Medications, medical supplies, and equipment.
Favorite toys or stuffed animals, headphones, sleep masks, or other comfort items.
Copies of important documents like a birth certificate, Social Security card, guardianship paperwork, and powers of attorney. (Keep these in a waterproof container.)
A credit card and cash.
Just 1 or 2 changes of clothing. People are likely to donate clothes to your family in an emergency.
Set a schedule for updating your GO kit. Check expiration dates and see if everything is still useable. Here are a few more GO kit suggestions.
Stocking a “GO Kit”
Some of the items you want to put in your GO kit might be hard to get, and other ones need a prescription. Here are some tips for getting your supplies:
Ask your child’s doctor or equipment provider for samples of prescription items.
See if your insurance provider will let you get a “vacation refill” (they might call this by a different name). It is a program where you can fill a prescription early if you are going out of town and will run out of your medication or supplies. You may be able to use this during hurricane or flood season.
Look for equipment exchanges such as Project Mend or work with a local nonprofit to host an equipment and supply swap in your local area.
Find resources near you that can help you replace supplies and equipment in case of a disaster.
Once a Disaster Hits
If you find yourself in an emergency situation and have to evacuate your home, here are some tips to keep in mind from other parents of children with disabilities or special health care needs:
Evacuate early (if you can) and avoid the traffic jams that can put you and your child at risk.

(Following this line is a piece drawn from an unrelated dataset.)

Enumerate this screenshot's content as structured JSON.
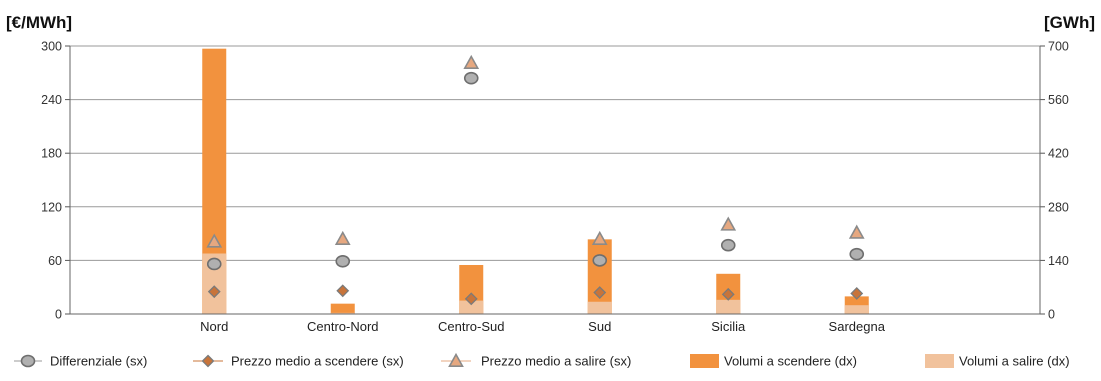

Be sure your child has identification with them at all times, which includes a local landline phone number in the area where you are sheltering. Your cell phone might not work during a disaster. If you and your child are separated, this number can help your child reconnect with you.
Keep your GO kit in laundry baskets. You’re going to need to do laundry anyway, so this will be helpful wherever you go.
Be sure to bring the original packaging for your prescription medications and supplies. In a true emergency situation, pharmacists can refill a prescription from the labels and packages.
Take things that will help your family feel clean. Pack personal hygiene supplies that work with or without water.
If you live in an area where evacuations happen more often (such as the Gulf Coast or a flood zone), think about turning your evacuation into a vacation. Go to an inland city with interesting things to do and learn about. This makes the experience much less stressful for your child.
An emergency or disaster is going to be stressful on your family. But, if you follow your plan, talk everything through with your child, and give them the comfort they need, then you have done a lot to take some of the stress out of a stressful situation.